SPcom JAKARTA – Mahkamah Konstitusi menolak usulan 13 kepala daerah yang menginginkan jadwal pemilihan kepala daerah (pilkada) serentak diatur ulang mundur menjadi 2025.
Hal itu tertuang dalam putusan perkara Nomor 27/PUU-XXII/2024 terkait uji materi Pasal 201 ayat (7), ayat (8), dan ayat (9) Undang-Undang Nomor 10 Tahun 2016 tentang Perubahan Kedua Undang-Undang Nomor 1 Tahun 2015 tentang Penetapan Peraturan Pemerintah Penggganti Undang-Undang Nomor 1 Tahun 2014 tentang Pemilihan Gubernur, Bupati, dan Walikota (UU Pilkada) ke Mahkamah Konstitusi.

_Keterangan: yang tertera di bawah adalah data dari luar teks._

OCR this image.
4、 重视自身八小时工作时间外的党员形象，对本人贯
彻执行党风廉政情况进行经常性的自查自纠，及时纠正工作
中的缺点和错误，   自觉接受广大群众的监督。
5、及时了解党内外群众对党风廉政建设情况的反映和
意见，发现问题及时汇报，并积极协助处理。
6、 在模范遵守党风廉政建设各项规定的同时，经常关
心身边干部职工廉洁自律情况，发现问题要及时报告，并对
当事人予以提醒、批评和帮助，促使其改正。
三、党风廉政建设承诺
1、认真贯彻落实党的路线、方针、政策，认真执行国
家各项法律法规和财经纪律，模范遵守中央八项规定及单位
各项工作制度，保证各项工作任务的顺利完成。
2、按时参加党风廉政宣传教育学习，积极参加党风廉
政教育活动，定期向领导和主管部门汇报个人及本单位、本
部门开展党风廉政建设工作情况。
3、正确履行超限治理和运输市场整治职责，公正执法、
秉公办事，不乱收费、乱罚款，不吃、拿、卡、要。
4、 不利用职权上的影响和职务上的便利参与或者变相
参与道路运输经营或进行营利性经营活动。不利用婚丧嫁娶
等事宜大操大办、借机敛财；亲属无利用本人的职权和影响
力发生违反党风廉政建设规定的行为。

Dalam pertimbangan putusan, Hakim Konstitusi Saldi Isra mengatakan, Mahkamah menegaskan bahwa jadwal pemungutan suara serentak nasional kepala daerah tetap dilaksanakan sesuai dengan ketentuan Pasal 201 Ayat (8) UU Nomor 10 Tahun 2016, yaitu bulan November 2024. Hal itu sebagaimana Putusan MK sebelumnya di nomor perkara 12/PUU-XXII/2024.
“Terlebih lagi permintaan tersebut akan menggeser jadwal penyelenggaraan kepala daerah dan wakil kepala daerah secara nasional tahun 2024 yang telah dinyatakan konstitusional oleh Mahkamah,” kata Saldi di Ruang Sidang Pleno MK, Rabu (20/3).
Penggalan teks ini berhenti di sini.